Y entonces, después de todo aquello, ¿qué suponéis que preguntó Haplo? ¿Se interesó por las defensas de los sartán, por cuántos hombres defendían las almenas, por su habilidad en el lanzamiento de hachas? Nada de eso.
Alake, después de intimidar a los delfines, observó a Haplo con expectación. Y él pronunció unas fluidas palabras en el idioma de los peces.
—¿Qué dice? —pregunté a Devon.
—¡Quiere saber cómo visten los sartán! —respondió el elfo, perplejo.

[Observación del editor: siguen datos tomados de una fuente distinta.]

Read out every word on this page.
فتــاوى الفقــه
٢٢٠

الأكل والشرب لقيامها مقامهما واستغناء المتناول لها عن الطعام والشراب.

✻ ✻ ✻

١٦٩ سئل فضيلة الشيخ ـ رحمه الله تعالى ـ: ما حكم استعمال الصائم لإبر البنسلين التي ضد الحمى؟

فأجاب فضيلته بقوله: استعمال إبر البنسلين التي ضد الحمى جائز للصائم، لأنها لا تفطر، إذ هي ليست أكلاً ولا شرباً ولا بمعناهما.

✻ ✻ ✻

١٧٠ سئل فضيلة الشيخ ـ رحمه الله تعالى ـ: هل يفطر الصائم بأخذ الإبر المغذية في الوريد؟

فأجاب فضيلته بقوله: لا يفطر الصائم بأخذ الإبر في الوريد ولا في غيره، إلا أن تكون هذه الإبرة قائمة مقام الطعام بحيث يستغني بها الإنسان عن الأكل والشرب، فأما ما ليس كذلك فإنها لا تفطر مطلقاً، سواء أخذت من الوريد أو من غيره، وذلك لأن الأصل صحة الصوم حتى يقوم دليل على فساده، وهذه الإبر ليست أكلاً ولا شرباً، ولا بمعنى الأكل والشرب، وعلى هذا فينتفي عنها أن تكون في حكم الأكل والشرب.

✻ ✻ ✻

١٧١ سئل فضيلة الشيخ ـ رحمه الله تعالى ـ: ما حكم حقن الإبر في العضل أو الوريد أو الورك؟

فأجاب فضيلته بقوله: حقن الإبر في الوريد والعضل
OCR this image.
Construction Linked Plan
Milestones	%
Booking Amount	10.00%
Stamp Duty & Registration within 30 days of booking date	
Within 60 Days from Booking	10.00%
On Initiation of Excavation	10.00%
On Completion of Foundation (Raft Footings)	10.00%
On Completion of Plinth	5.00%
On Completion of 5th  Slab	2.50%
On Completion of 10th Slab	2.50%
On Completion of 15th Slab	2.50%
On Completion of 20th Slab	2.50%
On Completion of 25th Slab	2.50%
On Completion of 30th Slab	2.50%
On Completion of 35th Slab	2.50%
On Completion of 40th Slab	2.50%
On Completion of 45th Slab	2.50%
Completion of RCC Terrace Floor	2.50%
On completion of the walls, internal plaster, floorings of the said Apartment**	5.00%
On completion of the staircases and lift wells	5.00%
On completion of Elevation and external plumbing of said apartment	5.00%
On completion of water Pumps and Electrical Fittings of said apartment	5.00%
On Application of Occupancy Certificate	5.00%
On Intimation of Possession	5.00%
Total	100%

Desde luego, Haplo no había podido escoger una pregunta más del gusto de los delfines (lo cual, se me ocurre, debió de ser la razón de que la hiciera). Los delfines no han entendido nunca nuestra extraña propensión a envolvernos el cuerpo con ropas, igual que no comprenden otras extrañas costumbres de nuestra especie, como vivir en tierra firme y dedicar tantas energías a caminar, cuando podríamos nadar.
Sin embargo, por alguna razón, el asunto de la indumentaria les resulta especialmente hilarante y les produce una fascinación ilimitada y permanente. Basta con que una dama élfica asista a un baile con un vestido de mangas abultadas cuando están de moda las mangas largas y ceñidas, y hasta el último delfín del mar de la Bondad lo sabrá antes de que amanezca.